Legislation to clarify the ban on political contributions from foreign nationals is ready for the Senate floor.
Federal law already prohibits donations from foreigners and foreign entities to elections. However, a decision the Federal Elections Commission (FEC) issued in November opened the door to foreign donations for state ballot initiatives.
A bill filed by Sen. Jason Brodeur (SB 1352) would ban contributions from foreign governments, foreign political parties, foreign businesses and foreign citizens, as well as people who aren’t U.S. citizens and who aren’t granted permanent residence. That doesn’t include dual citizens.
As the Senate Rules Committee considered Brodeur’s bill on Wednesday, the Sanford Republican told committee members his proposal falls into the “I thought this was already illegal” category.
“We are putting (on) belts and suspenders and making sure people understand that,” he continued.
A change to the bill accepted Wednesday further clarified that domestic subsidiaries of foreign companies could contribute to campaigns, drawing on additional FEC guidance.
“If we think of corporations like Greenpeace or Toyota who have operations here in the U.S., those U.S. subsidiaries would still be able to participate,” Brodeur said.
Following the FEC ruling, U.S. Sen. Marco Rubio became the highest-ranking Republican to oppose opening the door to foreign contributions. He called the possibility of Chinese or Russian involvement in ballot initiatives worrying.

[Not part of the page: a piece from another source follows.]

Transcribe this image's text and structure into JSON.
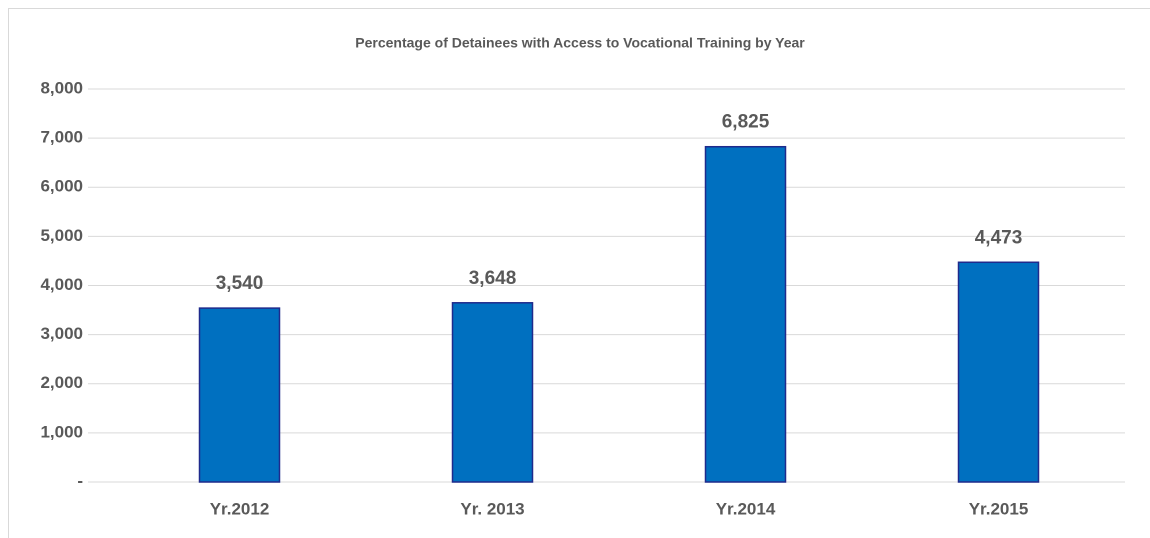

The House State Affairs Committee is expected to consider a similar bill (HB 921) Wednesday afternoon, carried by Eucheeanna Republican Rep. Brad Drake. On top of banning foreign contributions, a draft version of that measure would revise the $3,000 limit on donations to political committees that are gathering signatures for a ballot initiative to only apply to non-Floridians and committees that don’t have a registered office in Florida.
Lawmakers last year passed the $3,000 limit during signature gathering in an effort Republicans say aims to limit out-of-state interests from influencing amendments to Florida’s Constitution. Unlike that proposal, which Democrats framed as an attempt to curb ballot initiatives opposed by Republican lawmakers, the foreign nationals legislation has bipartisan support.
If approved, the bills would take effect July 1.
Following the bills’ hearings Wednesday, the measures will be ready for consideration on both the House and Senate floors.